11. The monitoring system (100) according to any one of claims 3 or 10, wherein,

the first reflection point and the second reflection point are within a spectral range of a single wavelength of the combined light.

12. The monitoring system (100) of any one of the preceding claims, wherein a single wavelength of the combined light is within a near infrared wavelength.

13. The monitoring system (100) of any one of the preceding claims, wherein the imaging module (102) further comprises a driver (106) for driving each of the plurality of light sources.

14. The monitoring system (100) of any of the preceding claims, wherein the processing unit (116) is a binary spatial partition.

15. The monitoring system (100) of any of the preceding claims, wherein the processing unit is a master controller in electronic communication with the imaging module.

16. The monitoring system (100) of any one of the preceding claims, wherein the processing unit (116) comprises the analyzer module (118).

17. The monitoring system (100) of any one of the preceding claims, wherein the reflection curve (200) comprises spectral measurements of different objects.

18. A method (300 a to 300 c) of identifying an object within a passenger compartment of a motor vehicle, the method (300 a to 300 c) comprising:

executing a set of instructions pre-stored in a memory of a processing unit (116) to:

combining light rays emitted from at least two light sources into a combined light ray having a single wavelength, each light source operating at a different spectral bandwidth;

capturing a multispectral image of a passenger compartment;

and

An object captured in the multispectral image is identified.

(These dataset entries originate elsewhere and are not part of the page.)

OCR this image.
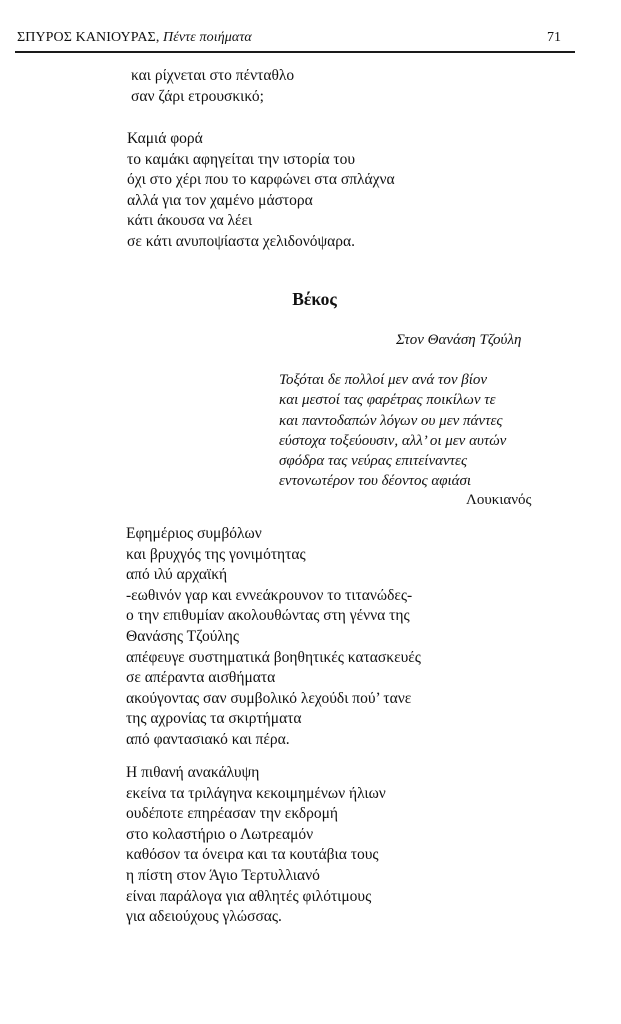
ΣΠΥΡΟΣ ΚΑΝΙΟΥΡΑΣ, Πέντε ποιήματα	71
και ρίχνεται στο πένταθλο
σαν ζάρι ετρουσκικό;
Καμιά φορά
το καμάκι αφηγείται την ιστορία του
όχι στο χέρι που το καρφώνει στα σπλάχνα
αλλά για τον χαμένο μάστορα
κάτι άκουσα να λέει
σε κάτι ανυποψίαστα χελιδονόψαρα.
Βέκος
Στον Θανάση Τζούλη
Τοξόται δε πολλοί μεν ανά τον βίον
και μεστοί τας φαρέτρας ποικίλων τε
και παντοδαπών λόγων ου μεν πάντες
εύστοχα τοξεύουσιν, αλλ’ οι μεν αυτών
σφόδρα τας νεύρας επιτείναντες
εντονωτέρον του δέοντος αφιάσι
Λουκιανός
Εφημέριος συμβόλων
και βρυχγός της γονιμότητας
από ιλύ αρχαϊκή
-εωθινόν γαρ και εννεάκρουνον το τιτανώδες-
ο την επιθυμίαν ακολουθώντας στη γέννα της
Θανάσης Τζούλης
απέφευγε συστηματικά βοηθητικές κατασκευές
σε απέραντα αισθήματα
ακούγοντας σαν συμβολικό λεχούδι πού’ τανε
της αχρονίας τα σκιρτήματα
από φαντασιακό και πέρα.
Η πιθανή ανακάλυψη
εκείνα τα τριλάγηνα κεκοιμημένων ήλιων
ουδέποτε επηρέασαν την εκδρομή
στο κολαστήριο ο Λωτρεαμόν
καθόσον τα όνειρα και τα κουτάβια τους
η πίστη στον Άγιο Τερτυλλιανό
είναι παράλογα για αθλητές φιλότιμους
για αδειούχους γλώσσας.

19. The method of claim 18, wherein,

the set of instructions for combining light rays emitted from at least two light sources into a combined light ray having a single wavelength comprises:

sequentially turning on the at least two light sources;

or alternatively

The at least two light sources are turned on simultaneously.

20. The method of claims 18 to 19, further comprising:

at least two reflection points of the captured multispectral image are compared against reflection curves retrieved from a memory of the processing unit to identify a type of object captured in the multispectral image.

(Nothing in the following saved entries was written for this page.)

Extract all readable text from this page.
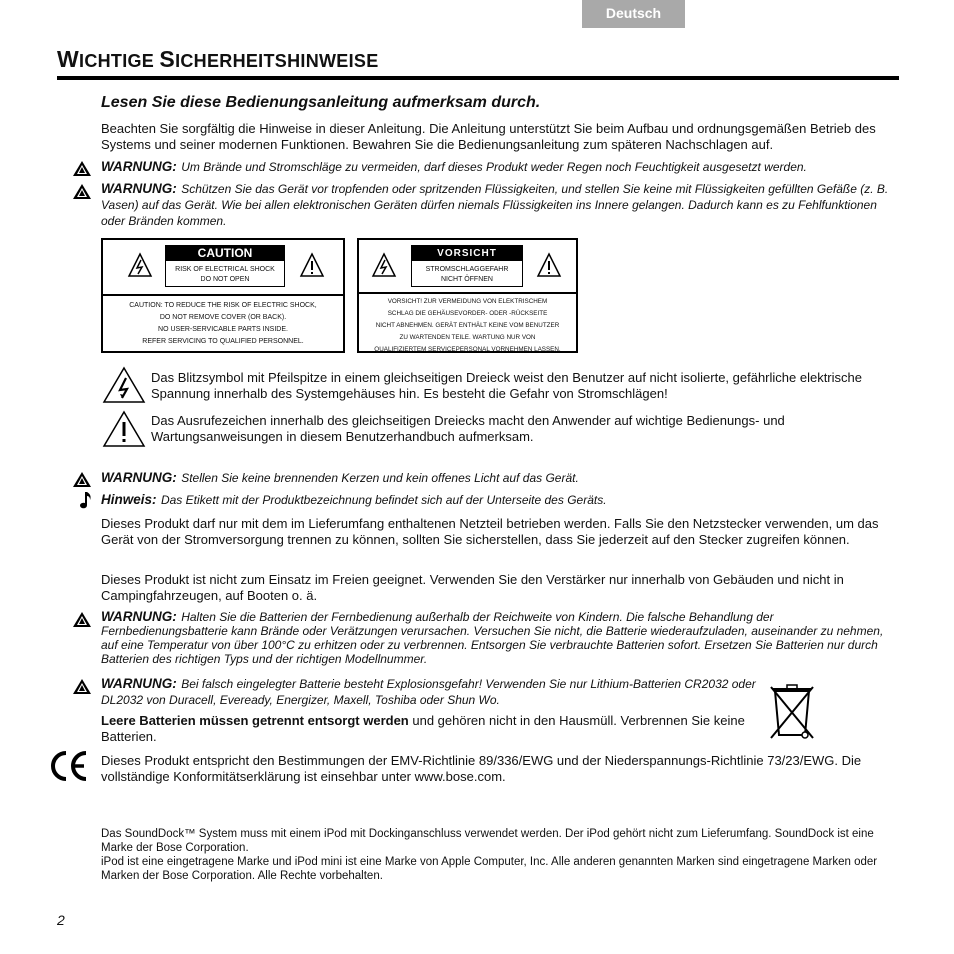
Deutsch
WICHTIGE SICHERHEITSHINWEISE
Lesen Sie diese Bedienungsanleitung aufmerksam durch.
Beachten Sie sorgfältig die Hinweise in dieser Anleitung. Die Anleitung unterstützt Sie beim Aufbau und ordnungsgemäßen Betrieb des Systems und seiner modernen Funktionen. Bewahren Sie die Bedienungsanleitung zum späteren Nachschlagen auf.
WARNUNG: Um Brände und Stromschläge zu vermeiden, darf dieses Produkt weder Regen noch Feuchtigkeit ausgesetzt werden.
WARNUNG: Schützen Sie das Gerät vor tropfenden oder spritzenden Flüssigkeiten, und stellen Sie keine mit Flüssigkeiten gefüllten Gefäße (z. B. Vasen) auf das Gerät. Wie bei allen elektronischen Geräten dürfen niemals Flüssigkeiten ins Innere gelangen. Dadurch kann es zu Fehlfunktionen oder Bränden kommen.
CAUTION
RISK OF ELECTRICAL SHOCK
DO NOT OPEN
CAUTION: TO REDUCE THE RISK OF ELECTRIC SHOCK,
DO NOT REMOVE COVER (OR BACK).
NO USER-SERVICABLE PARTS INSIDE.
REFER SERVICING TO QUALIFIED PERSONNEL.
VORSICHT
STROMSCHLAGGEFAHR
NICHT ÖFFNEN
VORSICHT! ZUR VERMEIDUNG VON ELEKTRISCHEM
SCHLAG DIE GEHÄUSEVORDER- ODER -RÜCKSEITE
NICHT ABNEHMEN. GERÄT ENTHÄLT KEINE VOM BENUTZER
ZU WARTENDEN TEILE. WARTUNG NUR VON
QUALIFIZIERTEM SERVICEPERSONAL VORNEHMEN LASSEN.
Das Blitzsymbol mit Pfeilspitze in einem gleichseitigen Dreieck weist den Benutzer auf nicht isolierte, gefährliche elektrische Spannung innerhalb des Systemgehäuses hin. Es besteht die Gefahr von Stromschlägen!
Das Ausrufezeichen innerhalb des gleichseitigen Dreiecks macht den Anwender auf wichtige Bedienungs- und Wartungsanweisungen in diesem Benutzerhandbuch aufmerksam.
WARNUNG: Stellen Sie keine brennenden Kerzen und kein offenes Licht auf das Gerät.
Hinweis: Das Etikett mit der Produktbezeichnung befindet sich auf der Unterseite des Geräts.
Dieses Produkt darf nur mit dem im Lieferumfang enthaltenen Netzteil betrieben werden. Falls Sie den Netzstecker verwenden, um das Gerät von der Stromversorgung trennen zu können, sollten Sie sicherstellen, dass Sie jederzeit auf den Stecker zugreifen können.
Dieses Produkt ist nicht zum Einsatz im Freien geeignet. Verwenden Sie den Verstärker nur innerhalb von Gebäuden und nicht in Campingfahrzeugen, auf Booten o. ä.
WARNUNG: Halten Sie die Batterien der Fernbedienung außerhalb der Reichweite von Kindern. Die falsche Behandlung der Fernbedienungsbatterie kann Brände oder Verätzungen verursachen. Versuchen Sie nicht, die Batterie wiederaufzuladen, auseinander zu nehmen, auf eine Temperatur von über 100°C zu erhitzen oder zu verbrennen. Entsorgen Sie verbrauchte Batterien sofort. Ersetzen Sie Batterien nur durch Batterien des richtigen Typs und der richtigen Modellnummer.
WARNUNG: Bei falsch eingelegter Batterie besteht Explosionsgefahr! Verwenden Sie nur Lithium-Batterien CR2032 oder DL2032 von Duracell, Eveready, Energizer, Maxell, Toshiba oder Shun Wo.
Leere Batterien müssen getrennt entsorgt werden und gehören nicht in den Hausmüll. Verbrennen Sie keine Batterien.
Dieses Produkt entspricht den Bestimmungen der EMV-Richtlinie 89/336/EWG und der Niederspannungs-Richtlinie 73/23/EWG. Die vollständige Konformitätserklärung ist einsehbar unter www.bose.com.
Das SoundDock™ System muss mit einem iPod mit Dockinganschluss verwendet werden. Der iPod gehört nicht zum Lieferumfang. SoundDock ist eine Marke der Bose Corporation.
iPod ist eine eingetragene Marke und iPod mini ist eine Marke von Apple Computer, Inc. Alle anderen genannten Marken sind eingetragene Marken oder Marken der Bose Corporation. Alle Rechte vorbehalten.
2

21. The method of claims 18 to 20, further comprising:

identifying a pixel intensity difference between at least one reflection point of the captured multispectral image and at least two reflection points of the retrieved reflection curve; and

in response to the pixel intensity difference being a predetermined value, it is determined that the object is an organ of a human.

22. The method of claim 21, wherein the human organ is the human skin.

23. The method of any one of claims 18 to 22, further comprising:

sampling at least one reflection point within a spectral range of the captured multispectral image; and

comparing the sampled at least one reflection point with at least one point of the reflection curve retrieved in the same spectral range as the spectral range in which the sampling was performed,

in order to identify the type of object in the captured multispectral image.

24. A computer software product comprising a non-transitory storage medium readable by a processing unit, having stored thereon a set of instructions for causing a system according to any one of claims 1 to 17 to perform the steps of the method according to any one of claims 18 to 23.

25. A non-transitory storage medium having stored thereon the computer software product of claim 24.